Got your Kleenex handy? Powerful performances and a superb screenplay find the hopeful inside the horrible in Lenny Abrahamson’s new film, Room.
⭐ ⭐ ⭐ ⭐ ½
Kidnapped at the age of 17 and held against her will in a small shed with only a square skylight with which to see the sun, Joy (Brie Larson) has lost the better part of a decade to her captor, Old Nick (Sean Bridgers). During her imprisonment, Joy has reluctantly fathered his child – Jack (Jacob Tremblay) – and done her best to care for the infant in a room barely big enough to swing a cat. Now on the eve of celebrating Jack’s fifth birthday, Joy realises that she can’t shield her son from the horror of their situation any longer, and begins to formulate a plan to reunite them with the outside world.
It’s a premise that might sound unbearably miserable at first, but don’t despair – a deft adaptation from author/screenwriter Emma Donoghue somehow navigates through this austere situation to construct an abnormally uplifting and powerful film that is more hopeful than horrible. Joy and Jack’s dingy entrapment is only Act 1 in a journey that will leave you feeling buoyed and inspired rather than sombre and defeated.
Much of this can be accredited to the joint work of its two leads, Larson and Tremblay. Both are currently on the receiving end of glowing appraisals and it’s easy to see why. Larson, whose steady career trajectory has seen her graduate from trendy comic-book adaptations (Scott Pilgrim vs. the World) and raunchy Judd Apatow comedies (Trainwreck), delivers a gut-wrenching performance unlike any you’ll see from an actress in a long while.

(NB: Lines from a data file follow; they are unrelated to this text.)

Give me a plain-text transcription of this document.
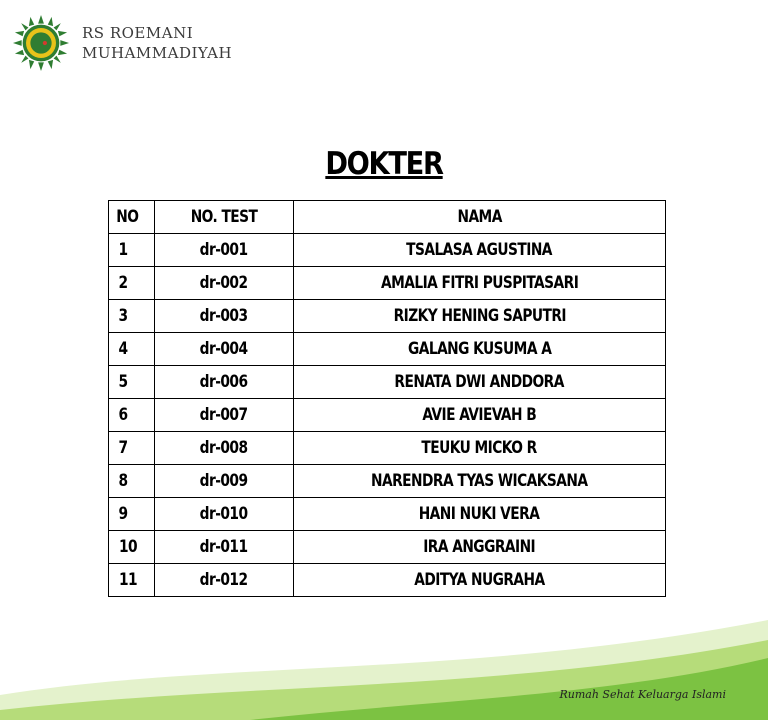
RS ROEMANI
MUHAMMADIYAH
DOKTER
NO	NO. TEST	NAMA
1	dr-001	TSALASA AGUSTINA
2	dr-002	AMALIA FITRI PUSPITASARI
3	dr-003	RIZKY HENING SAPUTRI
4	dr-004	GALANG KUSUMA A
5	dr-006	RENATA DWI ANDDORA
6	dr-007	AVIE AVIEVAH B
7	dr-008	TEUKU MICKO R
8	dr-009	NARENDRA TYAS WICAKSANA
9	dr-010	HANI NUKI VERA
10	dr-011	IRA ANGGRAINI
11	dr-012	ADITYA NUGRAHA
Rumah Sehat Keluarga Islami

Larson somehow reaches inward to plumb depths of inner solitude that few actresses could replicate; it’s a disturbing and triumphant performance that is brimming with depth and complexity. Even in her quieter moments, the viewer can understand absolutely everything Joy is going through – it’s almost as though Larson has a perspex window on her forehead through which we can view her every thought. Fear, anger, depression, rage, frustration, euphoria, and bewilderment – Larson touches on everything across the 118-minute runtime, catapulting herself to the forefront of the Oscar race in the process. Even against strong competition like Saoirse Ronan and Cate Blanchett, the Oscar for Best Actress is hers to lose.
She doesn’t do everything on her own though; Tremblay’s fearless performance isn’t just one of the best child performances we’ve seen in years, it’s possibly one of the greatest of all time. I don’t think it’s undue hyperbole to rate him alongside notable examples like Haley Joel Osment in The Sixth Sense or Henry Thomas in E.T: The Extra Terrestrial; he really is that good.
He shows immense emotional intelligence in the role, despite only being 7-years-old at the time of filming. We view most of the film through his eyes, which fills even the most banal objects with wide-eyed wonderment; whether it’s his daily routine of bidding goodnight to the sink or feeling the wind on his face for the first time, Tremblay’s touching performance is the welcome source of levity and joy amongst such dark themes in Room.
Whether you sob along with Larson or delight at the discovery Tremblay enjoys, Room is a film that promises to leave no one unmoved.